Der Verwaltungsgerichtshof (VGH) Baden-Württemberg hat in einem aktuellen Urteil seine Rechtsprechung zu Abschiebungsverboten nach Afghanistan modifiziert. Danach dürfen angesichts der Corona-bedingten humanitären Situation in Afghanistan derzeit auch leistungsfähige, erwachsene Männer nicht abgeschoben werden.

Abschiebung nach Afghanistan

In dem entschiedenen Fall geht es um einen nach eigenen Angaben im Jahr 1998 oder 1999 geborenen Mann mit afghanischer Staatsangehörigkeit, dessen Asylantrag abgelehnt worden war. Um seine Abschiebung zu verhindern, begehrte er beim VGH die Feststellung eines nationalen Abschiebungsverbots hinsichtlich Afghanistans.
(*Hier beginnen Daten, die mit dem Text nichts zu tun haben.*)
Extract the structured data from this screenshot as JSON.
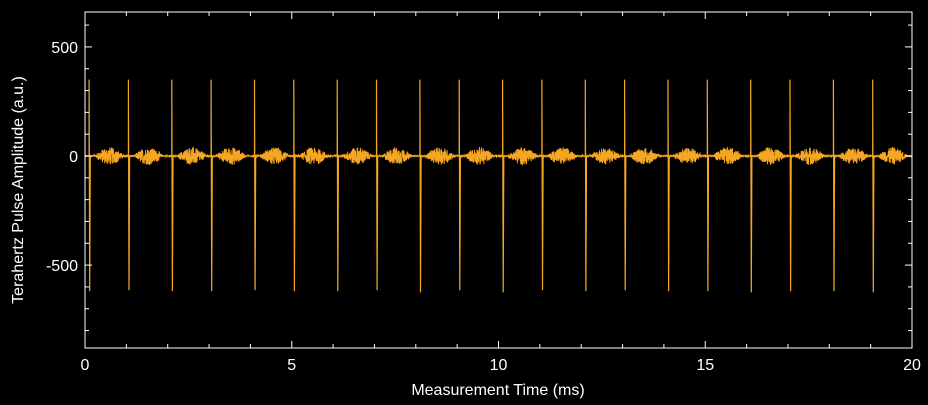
{
  "colors": {
    "background": "#000000",
    "axes": "#ffffff",
    "signal": "#f5a623"
  },
  "chart_data": {
    "type": "line",
    "xlabel": "Measurement Time (ms)",
    "ylabel": "Terahertz Pulse Amplitude (a.u.)",
    "xlim": [
      0,
      20
    ],
    "ylim": [
      -880,
      660
    ],
    "x_ticks": [
      0,
      5,
      10,
      15,
      20
    ],
    "y_ticks": [
      500,
      0,
      -500
    ],
    "x_minor_step": 1,
    "y_minor_step": 100,
    "grid": false,
    "series": [
      {
        "pulse_times_ms": [
          0.1,
          1.05,
          2.1,
          3.05,
          4.1,
          5.05,
          6.1,
          7.05,
          8.1,
          9.05,
          10.1,
          11.05,
          12.1,
          13.05,
          14.1,
          15.05,
          16.1,
          17.05,
          18.1,
          19.05
        ],
        "pulse_max": [
          350,
          350,
          350,
          350,
          350,
          350,
          350,
          350,
          350,
          350,
          350,
          350,
          350,
          350,
          350,
          350,
          350,
          350,
          350,
          350
        ],
        "pulse_min": [
          -620,
          -615,
          -620,
          -620,
          -615,
          -620,
          -620,
          -615,
          -625,
          -615,
          -625,
          -615,
          -620,
          -615,
          -620,
          -620,
          -625,
          -620,
          -620,
          -625
        ],
        "baseline": 0,
        "noise_amplitude": 40
      }
    ]
  }
}
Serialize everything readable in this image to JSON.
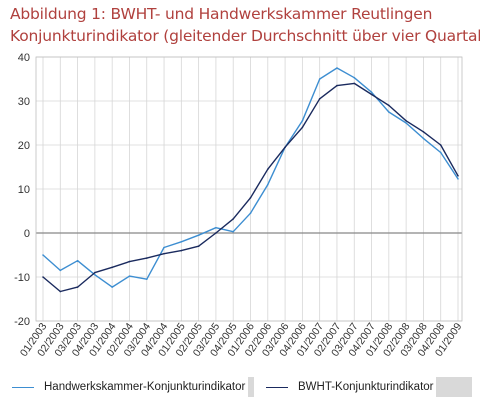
{
  "title_line1": "Abbildung 1: BWHT- und Handwerkskammer  Reutlingen",
  "title_line2": "Konjunkturindikator (gleitender Durchschnitt über vier Quartale)",
  "colors": {
    "title": "#b0413e",
    "series_light": "#3d8ed1",
    "series_dark": "#1a2a5e",
    "grid": "#d6d6d6",
    "zero": "#888888",
    "legend_bg": "#d9d9d9"
  },
  "chart_data": {
    "type": "line",
    "title": "",
    "xlabel": "",
    "ylabel": "",
    "ylim": [
      -20,
      40
    ],
    "yticks": [
      -20,
      -10,
      0,
      10,
      20,
      30,
      40
    ],
    "grid": true,
    "legend_position": "bottom",
    "categories": [
      "01/2003",
      "02/2003",
      "03/2003",
      "04/2003",
      "01/2004",
      "02/2004",
      "03/2004",
      "04/2004",
      "01/2005",
      "02/2005",
      "03/2005",
      "04/2005",
      "01/2006",
      "02/2006",
      "03/2006",
      "04/2006",
      "01/2007",
      "02/2007",
      "03/2007",
      "04/2007",
      "01/2008",
      "02/2008",
      "03/2008",
      "04/2008",
      "01/2009"
    ],
    "series": [
      {
        "name": "Handwerkskammer-Konjunkturindikator",
        "color": "#3d8ed1",
        "values": [
          -5,
          -8.5,
          -6.3,
          -9.5,
          -12.3,
          -9.8,
          -10.5,
          -3.3,
          -2,
          -0.5,
          1.2,
          0.3,
          4.5,
          11,
          19.5,
          25.5,
          35,
          37.5,
          35.3,
          32,
          27.5,
          25,
          21.5,
          18.3,
          12.3
        ]
      },
      {
        "name": "BWHT-Konjunkturindikator",
        "color": "#1a2a5e",
        "values": [
          -10,
          -13.3,
          -12.3,
          -9,
          -7.8,
          -6.5,
          -5.7,
          -4.7,
          -4,
          -3,
          0,
          3.2,
          8,
          14.5,
          19.5,
          24,
          30.5,
          33.5,
          34,
          31.5,
          29,
          25.5,
          23,
          20,
          13
        ]
      }
    ]
  },
  "legend": {
    "items": [
      {
        "label": "Handwerkskammer-Konjunkturindikator",
        "color": "#3d8ed1"
      },
      {
        "label": "BWHT-Konjunkturindikator",
        "color": "#1a2a5e"
      }
    ]
  }
}
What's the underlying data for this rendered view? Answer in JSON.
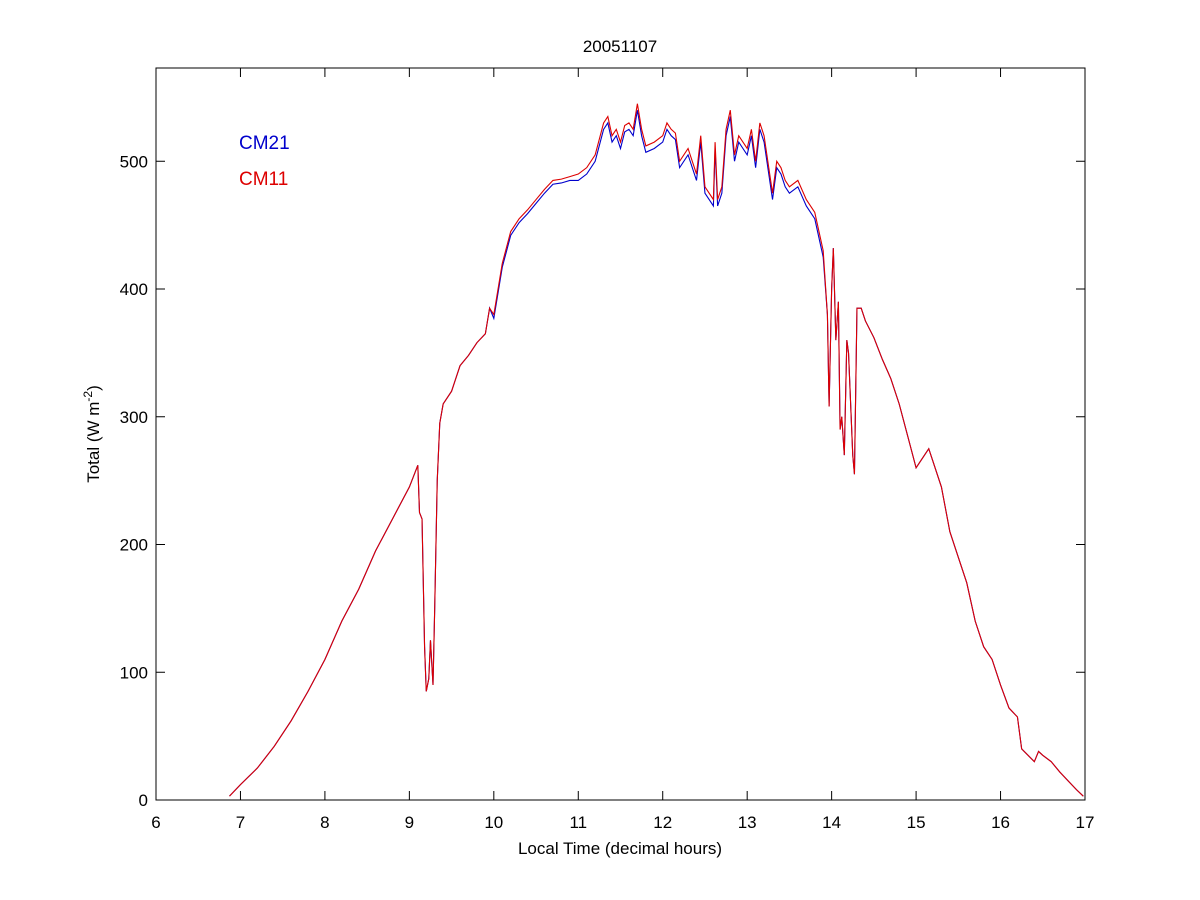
{
  "chart_data": {
    "type": "line",
    "title": "20051107",
    "xlabel": "Local Time (decimal hours)",
    "ylabel": [
      "Total (W m",
      "-2",
      ")"
    ],
    "x": [
      6.87,
      7.0,
      7.2,
      7.4,
      7.6,
      7.8,
      8.0,
      8.2,
      8.4,
      8.6,
      8.8,
      9.0,
      9.1,
      9.12,
      9.15,
      9.18,
      9.2,
      9.23,
      9.25,
      9.28,
      9.3,
      9.33,
      9.36,
      9.4,
      9.5,
      9.6,
      9.7,
      9.8,
      9.9,
      9.95,
      10.0,
      10.1,
      10.2,
      10.3,
      10.4,
      10.5,
      10.6,
      10.7,
      10.8,
      10.9,
      11.0,
      11.1,
      11.2,
      11.3,
      11.35,
      11.4,
      11.45,
      11.5,
      11.55,
      11.6,
      11.65,
      11.7,
      11.75,
      11.8,
      11.9,
      12.0,
      12.05,
      12.1,
      12.15,
      12.2,
      12.3,
      12.4,
      12.45,
      12.5,
      12.6,
      12.62,
      12.65,
      12.7,
      12.75,
      12.8,
      12.85,
      12.9,
      13.0,
      13.05,
      13.1,
      13.15,
      13.2,
      13.3,
      13.35,
      13.4,
      13.45,
      13.5,
      13.6,
      13.7,
      13.8,
      13.9,
      13.95,
      13.97,
      14.0,
      14.02,
      14.05,
      14.08,
      14.1,
      14.12,
      14.15,
      14.18,
      14.2,
      14.25,
      14.27,
      14.3,
      14.35,
      14.4,
      14.5,
      14.6,
      14.7,
      14.8,
      14.9,
      15.0,
      15.1,
      15.15,
      15.2,
      15.3,
      15.4,
      15.5,
      15.6,
      15.7,
      15.8,
      15.9,
      16.0,
      16.1,
      16.2,
      16.25,
      16.4,
      16.45,
      16.5,
      16.6,
      16.7,
      16.8,
      16.9,
      16.98
    ],
    "series": [
      {
        "name": "CM21",
        "color": "#0000cc",
        "values": [
          3,
          12,
          25,
          42,
          62,
          85,
          110,
          140,
          165,
          195,
          220,
          245,
          262,
          225,
          220,
          120,
          85,
          95,
          125,
          90,
          150,
          250,
          295,
          310,
          320,
          340,
          348,
          358,
          365,
          385,
          377,
          417,
          442,
          452,
          459,
          467,
          475,
          482,
          483,
          485,
          485,
          490,
          500,
          525,
          530,
          515,
          520,
          510,
          523,
          525,
          520,
          540,
          520,
          507,
          510,
          515,
          525,
          520,
          517,
          495,
          505,
          485,
          515,
          475,
          465,
          510,
          465,
          475,
          520,
          535,
          500,
          515,
          505,
          520,
          495,
          525,
          515,
          470,
          495,
          490,
          480,
          475,
          480,
          465,
          455,
          425,
          380,
          308,
          400,
          432,
          360,
          390,
          290,
          300,
          270,
          360,
          350,
          270,
          255,
          385,
          385,
          375,
          362,
          345,
          330,
          310,
          285,
          260,
          270,
          275,
          265,
          245,
          210,
          190,
          170,
          140,
          120,
          110,
          90,
          72,
          65,
          40,
          30,
          38,
          35,
          30,
          22,
          15,
          8,
          3
        ]
      },
      {
        "name": "CM11",
        "color": "#dd0000",
        "values": [
          3,
          12,
          25,
          42,
          62,
          85,
          110,
          140,
          165,
          195,
          220,
          245,
          262,
          225,
          220,
          120,
          85,
          95,
          125,
          90,
          150,
          250,
          295,
          310,
          320,
          340,
          348,
          358,
          365,
          385,
          380,
          420,
          445,
          455,
          462,
          470,
          478,
          485,
          486,
          488,
          490,
          495,
          505,
          530,
          535,
          520,
          525,
          515,
          528,
          530,
          525,
          545,
          525,
          512,
          515,
          520,
          530,
          525,
          522,
          500,
          510,
          490,
          520,
          480,
          470,
          515,
          470,
          480,
          525,
          540,
          505,
          520,
          510,
          525,
          500,
          530,
          520,
          475,
          500,
          495,
          485,
          480,
          485,
          470,
          460,
          430,
          380,
          308,
          400,
          432,
          360,
          390,
          290,
          300,
          270,
          360,
          350,
          270,
          255,
          385,
          385,
          375,
          362,
          345,
          330,
          310,
          285,
          260,
          270,
          275,
          265,
          245,
          210,
          190,
          170,
          140,
          120,
          110,
          90,
          72,
          65,
          40,
          30,
          38,
          35,
          30,
          22,
          15,
          8,
          3
        ]
      }
    ],
    "xlim": [
      6,
      17
    ],
    "xticks": [
      6,
      7,
      8,
      9,
      10,
      11,
      12,
      13,
      14,
      15,
      16,
      17
    ],
    "ylim": [
      0,
      573
    ],
    "yticks": [
      0,
      100,
      200,
      300,
      400,
      500
    ],
    "legend": "upper left"
  }
}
Rechtlicher Fixpunkt ist Artikel 3 der Europäischen Menschenrechtskonvention (EMRK), wonach niemand der Folter oder unmenschlicher oder erniedrigender Behandlung unterworfen werden darf. In solchen Fällen ist eine Abschiebung ausgeschlossen.

Nationales Abschiebungsverbot

Bereits in früheren Entscheidungen hatte der VGH festgestellt, dass unter den Begriff der unmenschlichen Behandlung nach Artikel 3 EMRK auch „schlechte humanitäre Verhältnisse“ fallen können, allerdings nur „in ganz außergewöhnlichen Einzelfällen“. Leistungsfähige erwachsene Rückkehrer nach Afghanistan fielen aus Sicht des VGH nicht darunter.

In dem aktuellen, ausführlich begründeten Urteil konstatierten die Richter jetzt aber eine gravierende Verschlechterung der humanitären Lage in Afghanistan infolge der Corona-Pandemie. Auch ein arbeitsfähiger, junger Mann könne seine elementaren Bedürfnisse unter diesen Umständen nicht auf legalem Weg befriedigen, so der VGH.

Keine „begünstigenden Umstände“

Nur bei „besonderen begünstigenden Umständen“ darf nach wie vor abgeschoben werden, etwa wenn der Rückkehrer über ein tragfähiges familiäres oder soziales Netzwerk verfügt. Im Fall des Antragstellers war dies nicht der Fall: Sein drogenabhängiger und spielsüchtiger Vater hatte ihn bei einem Spiel „verwettet“ und verloren. Nachdem er wie ein Art Leibeigener beim „Gewinner“ Dienst verrichten musste, gelang ihm schließlich die Flucht nach Europa. Verbindungen in seine Heimat hat er nach eigenen Angaben keine mehr (Az. A 11 S 1042/20).